HMRC repaid £46.3m to people who overpaid tax when they flexibly accessed their pensions in the fourth quarter of 2025, the latest government Pension Schemes Newsletter has shown.
According to the update, HMRC repaid a total of £46,258,175.80 from 1 October to 31 December 2025, down from £48.6m the previous quarter.
There were 13,652 people who received refunds of overpaid tax in Q4, with an average tax repayment per saver of around £3,388.
While the number of people receiving repayments fell from 14,612 the previous quarter, the average refund value was around the same.
The tax repayments on flexible withdrawals were necessary as HMRC applied an emergency 'month 1' tax code on the first withdrawal, which can lead to an initial over-taxation.
People reclaiming overpaid tax must fill in one of three forms, with the latest update revealing that HMRC processed more than 13,500 forms during the period, including 8,488 P55 forms, 4,548 P53Z forms, and 616 P50Z forms.
More than £1.5bn has now been reclaimed by people overtaxed on pension withdrawals since 2015, with the milestone being passed in Q3 2025.
Commenting on the latest update, Quilter head of retirement policy, Jon Greer, said: “Every quarter we see thousands of pensioners penalised for accessing their own savings, as the system undermines the very flexibility it intended to deliver.
“HMRC has taken steps to accelerate repayments, but the figures make clear that the core issue remains unresolved.
“PAYE was designed for regular earnings, not ad hoc pension withdrawals, and retirees continue to face unnecessary administrative hurdles as a result of the unintended friction that is baked into the process.
“One of the pressures driving higher tax liabilities for retirees is the growing share of the personal allowance taken up by the state pension.”

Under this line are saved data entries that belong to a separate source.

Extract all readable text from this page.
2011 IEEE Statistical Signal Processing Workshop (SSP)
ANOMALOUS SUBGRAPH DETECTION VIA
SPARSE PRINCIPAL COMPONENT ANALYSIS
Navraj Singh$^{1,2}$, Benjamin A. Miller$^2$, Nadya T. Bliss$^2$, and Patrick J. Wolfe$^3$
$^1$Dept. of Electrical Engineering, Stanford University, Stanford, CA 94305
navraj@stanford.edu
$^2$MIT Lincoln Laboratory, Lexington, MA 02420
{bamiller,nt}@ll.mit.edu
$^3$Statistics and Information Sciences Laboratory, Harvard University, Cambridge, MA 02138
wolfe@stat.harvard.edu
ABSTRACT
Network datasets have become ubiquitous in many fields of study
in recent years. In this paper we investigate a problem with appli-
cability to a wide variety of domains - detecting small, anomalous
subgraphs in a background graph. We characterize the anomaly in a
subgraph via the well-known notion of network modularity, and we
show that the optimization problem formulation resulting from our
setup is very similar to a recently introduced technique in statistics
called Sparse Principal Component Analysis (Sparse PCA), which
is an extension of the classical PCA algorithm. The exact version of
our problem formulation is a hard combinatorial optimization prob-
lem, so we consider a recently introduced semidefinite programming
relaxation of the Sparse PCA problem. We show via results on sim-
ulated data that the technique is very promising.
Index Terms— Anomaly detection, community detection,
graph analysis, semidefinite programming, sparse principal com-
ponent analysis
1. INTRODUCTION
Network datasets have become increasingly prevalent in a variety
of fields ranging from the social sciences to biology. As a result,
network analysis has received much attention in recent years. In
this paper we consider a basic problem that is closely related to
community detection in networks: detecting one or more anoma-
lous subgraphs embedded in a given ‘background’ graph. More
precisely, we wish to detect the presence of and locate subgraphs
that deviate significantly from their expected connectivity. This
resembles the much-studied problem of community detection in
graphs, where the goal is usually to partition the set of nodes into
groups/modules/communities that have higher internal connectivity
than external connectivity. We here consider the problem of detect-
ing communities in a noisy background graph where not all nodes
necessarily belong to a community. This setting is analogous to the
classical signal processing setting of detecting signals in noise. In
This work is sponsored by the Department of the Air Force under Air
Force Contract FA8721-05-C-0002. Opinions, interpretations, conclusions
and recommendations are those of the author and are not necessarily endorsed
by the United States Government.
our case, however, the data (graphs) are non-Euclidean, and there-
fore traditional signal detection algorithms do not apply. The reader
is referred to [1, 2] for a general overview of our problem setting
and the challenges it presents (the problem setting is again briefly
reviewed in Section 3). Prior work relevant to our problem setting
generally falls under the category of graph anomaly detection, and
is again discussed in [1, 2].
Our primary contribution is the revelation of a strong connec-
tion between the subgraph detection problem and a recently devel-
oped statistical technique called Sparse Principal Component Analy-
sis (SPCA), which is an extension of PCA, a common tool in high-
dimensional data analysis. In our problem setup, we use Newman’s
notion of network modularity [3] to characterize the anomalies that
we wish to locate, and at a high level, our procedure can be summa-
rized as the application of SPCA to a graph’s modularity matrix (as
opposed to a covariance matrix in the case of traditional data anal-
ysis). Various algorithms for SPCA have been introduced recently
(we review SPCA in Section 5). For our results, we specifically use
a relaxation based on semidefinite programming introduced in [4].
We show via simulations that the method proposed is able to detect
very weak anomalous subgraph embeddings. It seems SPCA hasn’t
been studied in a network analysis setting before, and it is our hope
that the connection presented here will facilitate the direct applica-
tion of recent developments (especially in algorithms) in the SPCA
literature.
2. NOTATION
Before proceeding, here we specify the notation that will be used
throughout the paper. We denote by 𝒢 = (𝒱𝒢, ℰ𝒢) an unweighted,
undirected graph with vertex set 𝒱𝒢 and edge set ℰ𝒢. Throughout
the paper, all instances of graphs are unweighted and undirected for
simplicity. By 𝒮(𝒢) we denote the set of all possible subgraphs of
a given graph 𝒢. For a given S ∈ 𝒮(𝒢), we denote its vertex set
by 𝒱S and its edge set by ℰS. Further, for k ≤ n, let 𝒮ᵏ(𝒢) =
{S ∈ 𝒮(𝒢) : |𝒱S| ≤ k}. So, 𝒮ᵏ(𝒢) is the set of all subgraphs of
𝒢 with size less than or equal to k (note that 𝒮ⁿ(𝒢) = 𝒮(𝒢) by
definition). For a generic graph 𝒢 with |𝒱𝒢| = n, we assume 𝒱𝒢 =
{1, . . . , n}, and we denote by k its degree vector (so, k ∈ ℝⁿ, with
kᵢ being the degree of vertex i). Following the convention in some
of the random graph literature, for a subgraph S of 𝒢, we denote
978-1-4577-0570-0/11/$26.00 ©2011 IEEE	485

Greer noted that, with the allowance now frozen until April 2031 and the state pension continuing to increase, more people were being pushed into paying tax, and while there had been some suggestions that state pension income will not be taxed, it remained to be seen how, if, or when this would be enacted.
“For now, as people take flexible withdrawals to top up their income, a greater proportion becomes taxable, adding to the frustration when over-deductions occur,” he continued.
“HMRC’s efforts to reduce the administrative burden on savers and minimise the number of overpayments made have had little impact so far, and it is clear further steps need to be taken to properly address the issue.
“In the meantime, for those considering accessing their pension, seeking guidance or professional financial advice will be key to ensuring you make any pension withdrawals in the most tax efficient way possible.”